Mensch gegen Virus Von der Spanischen Grippe bis Corona
Die Dokumentation schaut zurück auf die großen Pandemien des 20. und 21. Jahrhunderts. Mutter der modernen Pandemien“ wird die Spanische Grippe genannt. Sie forderte 1918/19 mehr Tote als der Erste Weltkrieg.
"Mutter der modernen Pandemien" wird die "Spanische Grippe" genannt. Sie forderte 1918/19 mehr Tote als der Erste Weltkrieg. Damals wussten die Menschen nur sehr wenig über diese Grippe. Erst 1997 gelang es, den genetischen Code der "Spanischen Grippe" zu entschlüsseln. Zweimal reiste Johan Hultin nach Alaska, nur ein Ziel vor Augen: Er hoffte, in den sterblichen Überresten von Grippetoten das Virus dingfest zu machen. Der schwedische Wissenschaftler berichtet in der Dokumentation, wie er es nach vielen Rückschlägen fand: konserviert in der vereisten Lunge einer Inuit-Frau.
Die Dokumentation schaut zurück auf die großen Pandemien des 20. und 21. Jahrhunderts. Die Gesellschaften reagierten 1918/19 unterschiedlich auf die "Spanische Grippe": In einigen Ländern gab es Schulschließungen, die U-Bahnen fuhren nicht mehr, Kirchen waren geschlossen – ein Shut-down, soweit dies damals möglich war. Welche Maßnahmen waren wirksam? Und was geschah in solchen Ländern, die weiter machten wie bisher? Was haben die Menschen aus den großen Pandemien der letzten hundert Jahre gelernt? Die Heidelberger Medizinhistorikerin Karen Nolte legt in der Dokumentation ihre neuesten Forschungsergebnisse dazu offen.
Nach dem Zweiten Weltkrieg raffte eine Grippewelle tausende Menschen in Ost- und Westdeutschland dahin. Doch 1957 ist Wirtschaftswunderzeit und nach den Schrecken des Krieges zählten Grippetote nicht allzu viel. Das schien auch 1968 noch so zu sein, als fast 100.000 an der "Hongkong-Grippe" starben. Zwar schlossen auch damals viele Schulen, aber nicht vorsorglich, sondern weil zu viele Lehrer erkrankt waren. Warum legt heute ein Virus, dessen Tödlichkeit wir noch nicht einmal ganz genau kennen, die ganze Welt lahm? Was ist anders geworden? Und müssen wir uns darauf einstellen, dass rund alle zehn Jahre ein neues Virus um die Welt reisen wird?

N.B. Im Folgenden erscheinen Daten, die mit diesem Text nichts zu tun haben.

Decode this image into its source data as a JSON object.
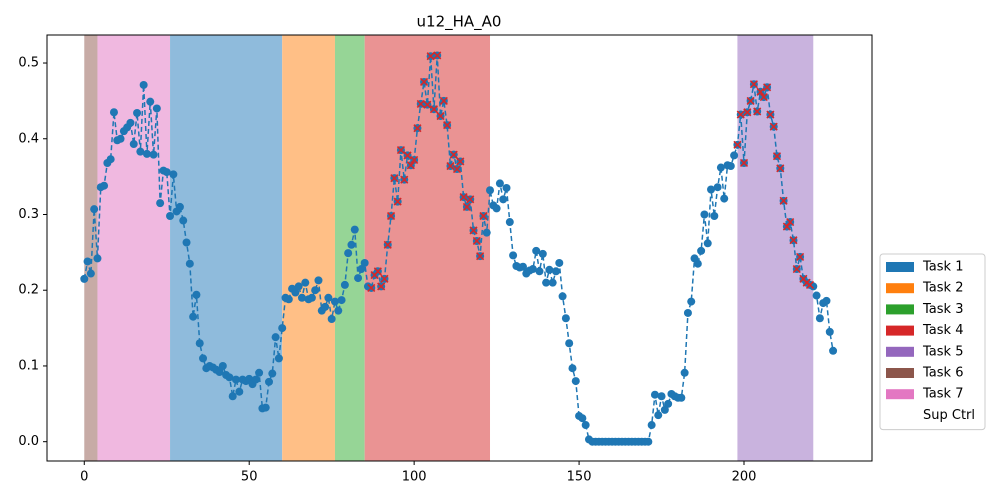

2002 traten in einer südchinesischen Provinz gehäuft atypische schwere Lungenentzündungen auf, die oft tödlich verliefen. Im Juni 2003 hatte die bis dahin unbekannte Infektionskrankheit 30 Länder auf sechs Kontinenten erreicht. Niederländische Wissenschaftler vermuteten damals schon, dass ein Virus von Tieren auf den Menschen übergegangen ist. Die Entschlüsselung zeigte, dass es ein Virus aus der Corona-Familie war. Den Namen SARS kennt heute fast jedes Kind – in Verbindung mit CoV-2.
Im Jahr 2009 ging von Mexiko aus eine neue Grippewelle um die Welt. Man nannte sie "Schweinegrippe", denn der Erreger H1N1 wies Teile des Erbgutes von menschlichen Grippeviren, aber auch von Viren aus Schweinen und Vögeln auf. Der Schwede Johan Hultin wies die enge Verwandtschaft zur "Spanischen Grippe" nach. Auch damals gingen in Deutschland täglich die Fallzahlen hoch. Zumeist verlief die Grippe mild, aber es gab auch hier weltweit Todesfälle. Relativ schnell stand ein Impfstoff zur Verfügung, der hierzulande Diskussionen auslöste wegen möglicher Nebenwirkungen der verwendeten Impfverstärker. Diese Debatten erscheinen aus heutiger Sicht eher wie ein Luxusproblem – die Schweinegrippe konnte eingedämmt werden, das Leben ging weiter wie gewohnt.
Die Autorin Simone Jung sucht für ihre Dokumentation Wissenschaftler und Ärzte auf, die damals Verantwortung trugen und fragt, ob unsere Gesellschaft genügend Lehren aus der Pandemie von 2009 gezogen hat.